The International Monetary Fund (IMF) advised the Eurozone policymakers to start a quantitative easing late last week which painted a unwelcoming picture of the bloc should the current trends persist to continue.
If inflation still continue to remain low, the European Central Bank (ECB) is deeply taking into account a significant balance sheet expansion which will include asset purchases and similar acquisition as it is predicted to give annual report on the region’s existing economic policies.
The European Central Bank (ECB) is considered as the only central bank which did not opt to follow the quantitative easing following the financial crisis. Inflation in the affected region still sits at around 0.5 %, the lowest level in more than five years and far below the ECB projected target of 2 % respectively.
Even the central bank’s own forecasters with their expert predictions are not totally sold out that the price growth will return to its average target level in the next two and a half years. The report indicated that there is a high risk that the lower growth and additional inflation would make it progressively more difficult for national governments to service current existing and outstanding debts.

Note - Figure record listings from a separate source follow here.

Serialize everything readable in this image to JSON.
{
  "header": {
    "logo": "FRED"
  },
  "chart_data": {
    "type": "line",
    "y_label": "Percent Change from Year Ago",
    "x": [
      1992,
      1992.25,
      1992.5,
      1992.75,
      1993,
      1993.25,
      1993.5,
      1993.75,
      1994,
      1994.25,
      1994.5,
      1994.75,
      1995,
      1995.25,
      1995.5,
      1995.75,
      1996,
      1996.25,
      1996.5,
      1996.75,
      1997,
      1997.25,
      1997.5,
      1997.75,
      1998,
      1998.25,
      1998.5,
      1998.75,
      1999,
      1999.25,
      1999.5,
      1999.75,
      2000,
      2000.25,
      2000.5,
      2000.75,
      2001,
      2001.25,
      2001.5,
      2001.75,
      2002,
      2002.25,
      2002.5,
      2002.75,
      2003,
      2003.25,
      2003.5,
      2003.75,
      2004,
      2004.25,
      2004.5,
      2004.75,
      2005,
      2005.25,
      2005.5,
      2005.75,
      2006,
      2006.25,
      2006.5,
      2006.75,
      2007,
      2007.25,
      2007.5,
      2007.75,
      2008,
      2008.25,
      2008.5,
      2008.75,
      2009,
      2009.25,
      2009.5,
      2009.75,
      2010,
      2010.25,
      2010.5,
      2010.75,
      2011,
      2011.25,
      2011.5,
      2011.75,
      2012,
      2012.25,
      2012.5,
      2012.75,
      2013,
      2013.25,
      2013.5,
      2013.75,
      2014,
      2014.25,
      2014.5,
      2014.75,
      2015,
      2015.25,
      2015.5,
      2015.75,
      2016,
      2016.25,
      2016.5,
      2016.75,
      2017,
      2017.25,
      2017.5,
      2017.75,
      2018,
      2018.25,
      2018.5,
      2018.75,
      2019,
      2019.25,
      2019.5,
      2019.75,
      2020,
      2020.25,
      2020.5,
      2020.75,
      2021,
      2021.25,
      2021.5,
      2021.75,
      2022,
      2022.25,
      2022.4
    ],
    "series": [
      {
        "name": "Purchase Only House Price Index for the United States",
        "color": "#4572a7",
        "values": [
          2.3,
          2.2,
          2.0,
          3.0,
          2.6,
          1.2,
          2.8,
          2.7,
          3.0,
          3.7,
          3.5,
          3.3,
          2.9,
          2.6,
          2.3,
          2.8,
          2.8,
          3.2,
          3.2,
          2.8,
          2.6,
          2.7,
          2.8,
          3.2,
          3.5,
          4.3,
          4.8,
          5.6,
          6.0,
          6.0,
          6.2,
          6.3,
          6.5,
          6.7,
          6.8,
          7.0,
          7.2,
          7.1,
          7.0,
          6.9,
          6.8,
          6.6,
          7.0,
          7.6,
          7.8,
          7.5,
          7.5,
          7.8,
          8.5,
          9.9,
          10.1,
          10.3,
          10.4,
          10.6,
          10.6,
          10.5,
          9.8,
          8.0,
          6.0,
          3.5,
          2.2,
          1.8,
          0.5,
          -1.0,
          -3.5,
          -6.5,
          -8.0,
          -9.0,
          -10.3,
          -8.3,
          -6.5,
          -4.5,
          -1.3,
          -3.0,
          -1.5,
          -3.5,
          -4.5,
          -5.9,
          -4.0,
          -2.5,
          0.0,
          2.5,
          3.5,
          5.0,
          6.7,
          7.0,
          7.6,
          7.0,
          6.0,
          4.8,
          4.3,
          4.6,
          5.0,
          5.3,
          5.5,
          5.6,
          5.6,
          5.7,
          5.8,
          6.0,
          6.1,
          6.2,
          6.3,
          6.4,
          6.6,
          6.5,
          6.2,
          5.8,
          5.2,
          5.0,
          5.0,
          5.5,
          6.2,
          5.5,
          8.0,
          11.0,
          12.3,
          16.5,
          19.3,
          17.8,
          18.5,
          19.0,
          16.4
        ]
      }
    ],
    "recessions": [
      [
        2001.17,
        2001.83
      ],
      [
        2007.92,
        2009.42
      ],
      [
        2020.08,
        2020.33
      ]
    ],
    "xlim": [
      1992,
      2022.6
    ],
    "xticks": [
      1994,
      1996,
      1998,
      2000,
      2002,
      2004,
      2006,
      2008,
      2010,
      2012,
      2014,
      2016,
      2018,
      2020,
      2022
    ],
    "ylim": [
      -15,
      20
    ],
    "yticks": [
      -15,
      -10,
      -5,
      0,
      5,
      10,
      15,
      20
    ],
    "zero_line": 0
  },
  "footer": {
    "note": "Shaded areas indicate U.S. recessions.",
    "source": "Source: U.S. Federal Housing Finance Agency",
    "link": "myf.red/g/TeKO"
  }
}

The IMF’s review was likewise depressing especially that the euro area’s ability to taper unemployment. In some states, the report revealed that the growth and expansion would have to be three or four times as increasingly strong in order to cut back the unemployment according to their historical records.
Quantitative easing falls squarely in the present directive which is collectively using alternative and non-conventional approaches in addressing the risk of a prolonged period of low inflation. The incumbent ECB chairman gave a strong impact that the same could end up following the IMF’s prompt.
Moreover, the ECB chairman made his opposing comments regarding the recent calls in order to make Eurozone’s deficit reduction policies less strict in exchange for better accepted structural reform programmes . Furthermore, flexibility within the given set of new rules using structural reforms on a purview of a growth-friendly fiscal consolidation will mean subsequent lesser government expenditures.